Why should blackness be funny? Sammy right to demand apology

By Sports Desk June 11, 2020

Former West Indies captain Darren Sammy had every right to be angry with former Sunrisers Hyderabad teammates after their use of a racial slur to refer to him, even in jest, someone’s ‘blackness’ should never be the butt of a joke.

As such, it was a major disappointment to see some fans of the sport, not only accuse the player of seeking attention but also going on to further insultingly claim that he has no right to be upset.

The word used to describe the West Indian, Kalu, by one of its definitions on a list of ethnic slurs is itemized as literally meaning ‘blackie, generally used for black-skinned people in India, can also have racist overtone when referring to Africans.’ 

In a region with a long history of racial discrimination, it's hard to buy the excuse that the use of ‘blackie’ to refer to a black West Indian was used as a term of endearment.
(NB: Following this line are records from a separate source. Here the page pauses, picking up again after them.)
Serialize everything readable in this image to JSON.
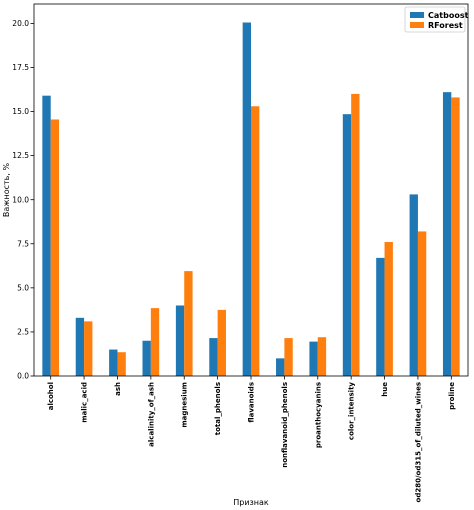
{
  "chart_data": {
    "type": "bar",
    "categories": [
      "alcohol",
      "malic_acid",
      "ash",
      "alcalinity_of_ash",
      "magnesium",
      "total_phenols",
      "flavanoids",
      "nonflavanoid_phenols",
      "proanthocyanins",
      "color_intensity",
      "hue",
      "od280/od315_of_diluted_wines",
      "proline"
    ],
    "series": [
      {
        "name": "Catboost",
        "color": "#1f77b4",
        "values": [
          15.9,
          3.3,
          1.5,
          2.0,
          4.0,
          2.15,
          20.05,
          1.0,
          1.95,
          14.85,
          6.7,
          10.3,
          16.1
        ]
      },
      {
        "name": "RForest",
        "color": "#ff7f0e",
        "values": [
          14.55,
          3.1,
          1.35,
          3.85,
          5.95,
          3.75,
          15.3,
          2.15,
          2.2,
          16.0,
          7.6,
          8.2,
          15.8
        ]
      }
    ],
    "title": "",
    "xlabel": "Признак",
    "ylabel": "Важность, %",
    "ylim": [
      0,
      21.1
    ],
    "yticks": [
      "0.0",
      "2.5",
      "5.0",
      "7.5",
      "10.0",
      "12.5",
      "15.0",
      "17.5",
      "20.0"
    ],
    "grid": false,
    "legend": "top-right"
  }
}
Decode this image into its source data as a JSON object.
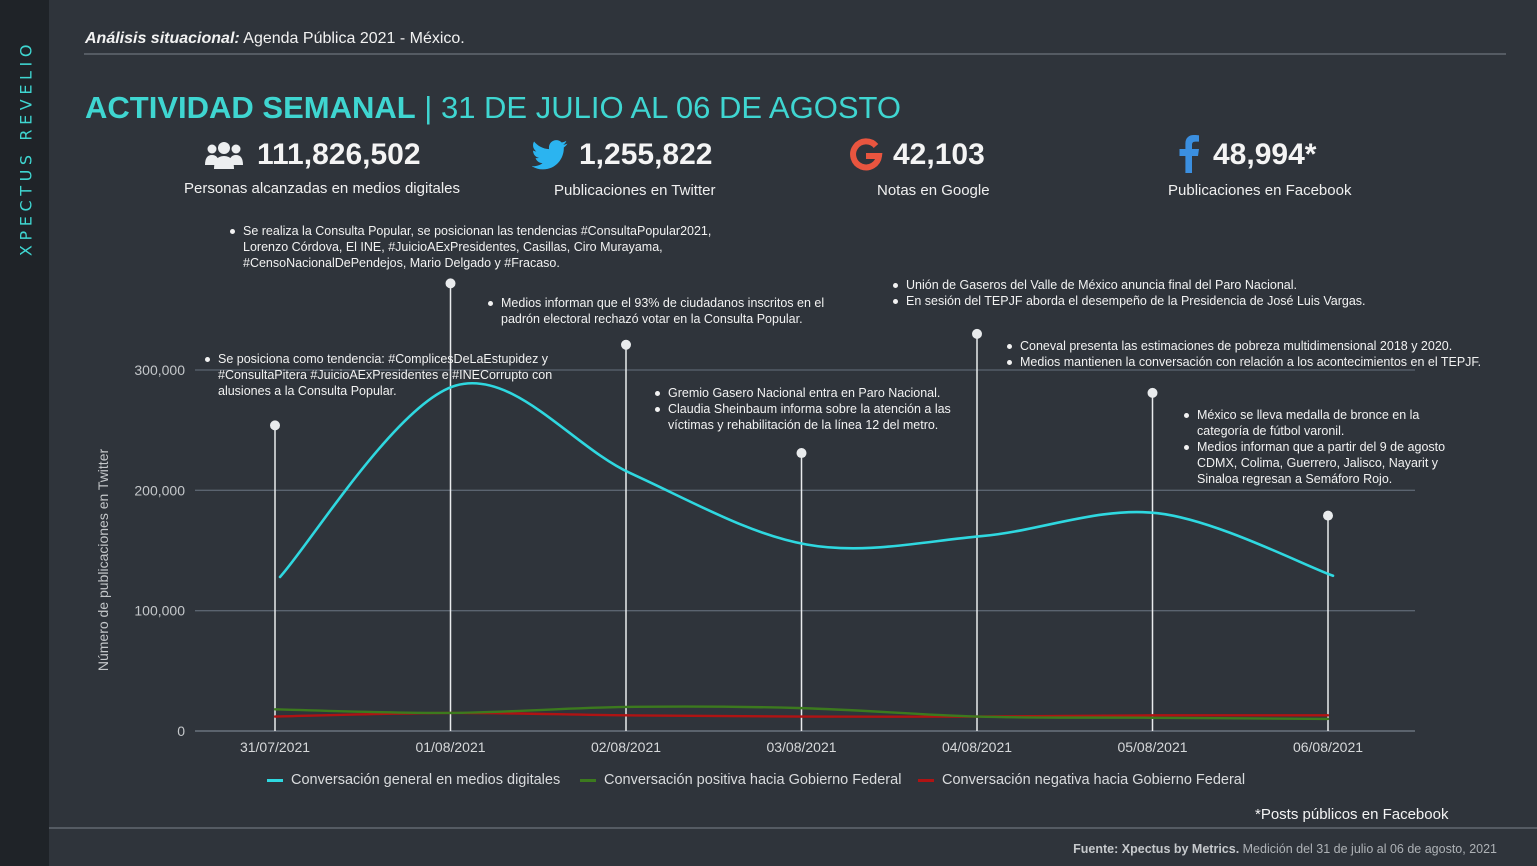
{
  "brand": {
    "side_label": "XPECTUS REVELIO"
  },
  "header": {
    "label_bold": "Análisis situacional:",
    "label_rest": " Agenda Pública 2021 - México.",
    "title_bold": "ACTIVIDAD SEMANAL",
    "title_rest": " | 31 DE JULIO AL 06 DE AGOSTO"
  },
  "kpis": [
    {
      "value": "111,826,502",
      "label": "Personas alcanzadas en medios digitales",
      "icon": "people-group-icon"
    },
    {
      "value": "1,255,822",
      "label": "Publicaciones en Twitter",
      "icon": "twitter-bird-icon"
    },
    {
      "value": "42,103",
      "label": "Notas en Google",
      "icon": "google-g-icon"
    },
    {
      "value": "48,994*",
      "label": "Publicaciones en Facebook",
      "icon": "facebook-f-icon"
    }
  ],
  "colors": {
    "accent": "#3fd6d1",
    "general": "#2fd8e0",
    "positive": "#3c7a1e",
    "negative": "#b01313",
    "background": "#2f343b",
    "grid": "#5b6470"
  },
  "chart_data": {
    "type": "line",
    "categories": [
      "31/07/2021",
      "01/08/2021",
      "02/08/2021",
      "03/08/2021",
      "04/08/2021",
      "05/08/2021",
      "06/08/2021"
    ],
    "series": [
      {
        "name": "Conversación general en medios digitales",
        "values": [
          128000,
          287000,
          214000,
          155000,
          162000,
          181000,
          129000
        ]
      },
      {
        "name": "Conversación positiva hacia Gobierno Federal",
        "values": [
          18000,
          15000,
          20000,
          19000,
          12000,
          11000,
          10000
        ]
      },
      {
        "name": "Conversación negativa hacia Gobierno Federal",
        "values": [
          12000,
          15000,
          13000,
          12000,
          12000,
          13000,
          13000
        ]
      }
    ],
    "ylabel": "Número de publicaciones en Twitter",
    "ylim": [
      0,
      300000
    ],
    "yticks": [
      0,
      100000,
      200000,
      300000
    ],
    "ytick_labels": [
      "0",
      "100,000",
      "200,000",
      "300,000"
    ],
    "grid": true,
    "legend": "bottom",
    "annotations": [
      {
        "date": "31/07/2021",
        "marker_value": 254000,
        "items": [
          "Se posiciona como tendencia: #ComplicesDeLaEstupidez y #ConsultaPitera #JuicioAExPresidentes e #INECorrupto con alusiones a la Consulta Popular."
        ]
      },
      {
        "date": "01/08/2021",
        "marker_value": 372000,
        "items": [
          "Se realiza la Consulta Popular, se posicionan las tendencias #ConsultaPopular2021, Lorenzo Córdova, El INE, #JuicioAExPresidentes, Casillas, Ciro Murayama, #CensoNacionalDePendejos, Mario Delgado y #Fracaso."
        ]
      },
      {
        "date": "02/08/2021",
        "marker_value": 321000,
        "items": [
          "Medios informan que el 93% de ciudadanos inscritos en el padrón electoral rechazó votar en la Consulta Popular."
        ]
      },
      {
        "date": "03/08/2021",
        "marker_value": 231000,
        "items": [
          "Gremio Gasero Nacional entra en Paro Nacional.",
          "Claudia Sheinbaum informa sobre la atención a las víctimas y rehabilitación de la línea 12 del metro."
        ]
      },
      {
        "date": "04/08/2021",
        "marker_value": 330000,
        "items": [
          "Unión de Gaseros del Valle de México anuncia final del Paro Nacional.",
          "En sesión del TEPJF aborda el desempeño de la Presidencia de José Luis Vargas."
        ]
      },
      {
        "date": "05/08/2021",
        "marker_value": 281000,
        "items": [
          "Coneval presenta las estimaciones de pobreza multidimensional 2018 y 2020.",
          "Medios mantienen la conversación con relación a los acontecimientos en el TEPJF."
        ]
      },
      {
        "date": "06/08/2021",
        "marker_value": 179000,
        "items": [
          "México se lleva medalla de bronce en la categoría de fútbol varonil.",
          "Medios informan que a partir del 9 de agosto CDMX, Colima, Guerrero, Jalisco, Nayarit y Sinaloa regresan a Semáforo Rojo."
        ]
      }
    ]
  },
  "footer": {
    "note": "*Posts públicos en Facebook",
    "source_bold": "Fuente: Xpectus by Metrics.",
    "source_rest": " Medición del 31 de julio al 06 de agosto, 2021"
  }
}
In all likelihood, it might have been used mockingly and in jest but why should that be accepted as normal or ok, how can the colour of a person’s skin be a source of even casual, 'harmless' ridicule.

If there were a bunch of roses would it be funny that one rose was redder than the rest?  It sounds ridiculous, doesn’t it?  Of course, it does.  Perhaps the reason Sammy is being told to lighten up may come from the fact that some of us, at some deep subconscious level, believe being darker than someone else is somehow misfortune. 

To some Asian and Caribbean societies that have had their mentalities warped by the negative effects of slavery and/or by the oppressive regime of colonialism, perhaps such a thing seems casual or normal. The time is right though to call some of these things what they are, even if we don’t expect them to change, or are not necessarily offended by them. Let us not insist that someone else does not have the right to do so.

After all, we haven’t heard about any nicknames given to Brendan Taylor, Dale Steyn and Aaron Finch some of the white teammates who would have been on the squad with Sammy.  If there was, I stand corrected but would love to hear the light-hearted or playful joke or nicknames for how ‘white’ they were. If it is that jokes about standing out for having different colour skin is funny or is deserving of cuddly nicknames, then it should surely fall on both sides of the colour spectrum.

It is also disingenuous to suggest that because the West Indian captain has referred to himself as black, then it shouldn’t be a problem.  

Surely we don’t mean to associate Sammy’s reference to himself as a proud or confident black man with being called the equivalent of a ‘blackie’.

What would have been more hurtful for the player was the fact that he even laughed along with it, only to find out later on that he was in fact, the subject of the joke.

Coming out in support of Sammy, however, former West Indies teammate Chris Gayle rightly pointed out ‘it’s never too late to fight for the right cause’.  In this case, Sammy is well within his right to demand an apology and he should get one.